Town Council members fanned across the room, finding tables and lying on the floor with big sheets of brown paper, sticky notes and mason jars filled with markers and crayons.
The brainstorming exercise Saturday at Extraordinary Ventures on South Elliott Road was designed to take them outside the box, so they could share their visions of the town’s future in words and drawings.
Members spent much of the day in small groups, working through questions about their goals and how they can work together and with community partners. The work took on added importance with the election of a new mayor and three new council members in November.
The were several common goals, council members said, from a diverse and inclusive community, jobs and economic opportunity to having many ways to get around; affordable housing for everyone; and more public spaces and respect for the environment.
(Watch town leaders explain their visions at on.fb.me/1Q7lEt2.)
Council member Nancy Oates said her group was surprised that “so many of the visions involved taking care of others and that there was so much agreement on the big picture.”
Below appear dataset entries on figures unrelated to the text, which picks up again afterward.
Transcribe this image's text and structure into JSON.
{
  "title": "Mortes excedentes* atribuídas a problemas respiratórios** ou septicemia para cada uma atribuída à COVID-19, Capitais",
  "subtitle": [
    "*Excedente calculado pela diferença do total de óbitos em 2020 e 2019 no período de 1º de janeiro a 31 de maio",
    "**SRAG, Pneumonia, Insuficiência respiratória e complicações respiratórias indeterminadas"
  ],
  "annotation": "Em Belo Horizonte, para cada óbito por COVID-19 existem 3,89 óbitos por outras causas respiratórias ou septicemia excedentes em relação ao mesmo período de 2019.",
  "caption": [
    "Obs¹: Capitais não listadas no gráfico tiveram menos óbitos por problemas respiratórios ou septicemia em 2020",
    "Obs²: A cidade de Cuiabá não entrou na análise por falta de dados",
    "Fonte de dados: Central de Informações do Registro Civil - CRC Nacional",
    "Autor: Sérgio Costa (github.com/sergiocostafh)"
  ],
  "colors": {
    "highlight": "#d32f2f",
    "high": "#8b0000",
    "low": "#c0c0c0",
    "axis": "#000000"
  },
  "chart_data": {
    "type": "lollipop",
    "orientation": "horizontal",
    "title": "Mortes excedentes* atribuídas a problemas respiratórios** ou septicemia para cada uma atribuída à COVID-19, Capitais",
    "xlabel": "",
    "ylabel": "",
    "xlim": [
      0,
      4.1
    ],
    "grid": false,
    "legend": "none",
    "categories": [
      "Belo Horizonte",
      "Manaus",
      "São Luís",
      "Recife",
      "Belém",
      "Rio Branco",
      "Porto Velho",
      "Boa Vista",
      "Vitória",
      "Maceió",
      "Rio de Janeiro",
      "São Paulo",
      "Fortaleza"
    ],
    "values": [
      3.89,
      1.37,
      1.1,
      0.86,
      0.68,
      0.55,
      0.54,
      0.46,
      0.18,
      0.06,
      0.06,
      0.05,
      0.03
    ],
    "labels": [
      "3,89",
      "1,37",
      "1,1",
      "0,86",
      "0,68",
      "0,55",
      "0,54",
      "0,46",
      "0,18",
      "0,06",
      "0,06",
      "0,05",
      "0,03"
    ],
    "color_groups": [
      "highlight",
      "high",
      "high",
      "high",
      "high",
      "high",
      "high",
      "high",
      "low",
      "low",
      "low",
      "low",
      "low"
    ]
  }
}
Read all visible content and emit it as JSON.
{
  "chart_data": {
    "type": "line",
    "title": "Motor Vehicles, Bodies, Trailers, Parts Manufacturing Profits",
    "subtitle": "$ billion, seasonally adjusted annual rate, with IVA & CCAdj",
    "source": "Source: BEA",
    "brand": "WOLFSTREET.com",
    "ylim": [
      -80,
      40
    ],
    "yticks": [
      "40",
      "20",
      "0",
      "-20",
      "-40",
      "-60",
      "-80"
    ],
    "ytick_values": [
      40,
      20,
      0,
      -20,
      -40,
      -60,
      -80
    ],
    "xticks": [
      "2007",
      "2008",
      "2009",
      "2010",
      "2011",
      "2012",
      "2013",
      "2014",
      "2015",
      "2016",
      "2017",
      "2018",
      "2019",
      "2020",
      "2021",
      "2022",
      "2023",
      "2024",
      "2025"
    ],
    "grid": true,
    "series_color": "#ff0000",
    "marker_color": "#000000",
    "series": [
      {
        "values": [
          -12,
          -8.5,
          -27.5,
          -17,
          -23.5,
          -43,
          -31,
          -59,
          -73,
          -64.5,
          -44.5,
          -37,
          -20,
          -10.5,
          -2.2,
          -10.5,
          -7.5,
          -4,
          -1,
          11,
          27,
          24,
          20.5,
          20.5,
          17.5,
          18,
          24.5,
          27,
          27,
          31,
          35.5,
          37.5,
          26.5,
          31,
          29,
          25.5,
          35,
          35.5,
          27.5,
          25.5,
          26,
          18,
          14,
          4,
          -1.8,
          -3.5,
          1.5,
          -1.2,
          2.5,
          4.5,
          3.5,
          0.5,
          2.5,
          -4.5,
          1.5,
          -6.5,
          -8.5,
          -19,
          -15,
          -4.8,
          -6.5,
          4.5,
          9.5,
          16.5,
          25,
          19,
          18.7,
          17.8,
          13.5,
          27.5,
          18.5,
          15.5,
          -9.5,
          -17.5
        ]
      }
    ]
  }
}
The exercise gave council members a foundation for working together, member George Cianciolo said.
“I think part of it is we saw that there was a lot of agreement, and I also have seen some things on which we disagree,” he said. “I think where we’re going to see it is in the implementation stage. When we get to the place where we actually make decisions, there’s going to be more disagreement.”
There also were a few differences, including what it means to want density.
There may be different views of where and how much dense development to allow, member Jessica Anderson said.
An aging population also might need to live more densely, member Maria Palmer said, because having services nearby will allow them to continue living independently.
Council members also found agreement in their expectations for themselves. They should be prepared for meetings, members said, and not ambush each other or staff with new information. It’s important to act with integrity, compassion and respect, they said, but also to ask questions, be clear and stand firm in your convictions.
And be receptive to feedback, Anderson added.
“There are really important issues, and we’re all here because we want to work with the town,” she said, “so we really don’t have time to be nasty to each other or disrespectful to each other.”
Other questions included:
What are the council’s expectations of the mayor?
▪ Work with partners behind scenes
▪ Manage and build consensus at debates and meetings
▪ Look for best practices and participate in conferences, bring back ideas from experts
▪ Keep council updated on what’s happening and timely issues
What are the council’s expectations of town staff?
▪ Be a consultant, offering options, resources and feedback
▪ Follow directions and let council know what they need
▪ Speak up if it’s beyond staff capability or the town’s authority
▪ Manager should hire and effectively manage the best professional staff
What needs to be resolved?
The council identified its big-picture goals for the next two years. Members will review their progress next year and move forward from there. Next steps include:
▪ Decide how non-auto transportation should look
▪ Get the public involved and reconcile the differences
▪ Identify the stakeholders, funding and available tools
▪ Capitalize on advantages, and address disadvantages
▪ Decide what to preserve
What are the tools for development?
▪ An analysis and map of bus, pedestrian, bicycle and other, existing transportation
▪ Better data about housing, the type of development needed, and information and solutions from UNC
▪ A comprehensive land-use plan
▪ Better, more proactive outreach to public
▪ Specific zoning for some areas and preservation of others
▪ Enforce ordinances before getting complaints
Share your views
The mayor and council made it clear that the best way to get in touch with them is via email. Find their group and individual email addresses online at bit.ly/1Q2EykR.
Mayor Pam Hemminger said she’s trying to answer emails within 24 hours, with the help of mayoral aide Jeanne Brown.
“When people usually write to us, they’re usually frustrated,” Hemminger said. “The intent is to let them know what the facts are and tell them how they can advocate for their position.”
You also can speak at council meetings; a calendar is posted at bit.ly/1SjGjk6. You typically get three minutes to talk about a specific topic or anything else that’s on your mind.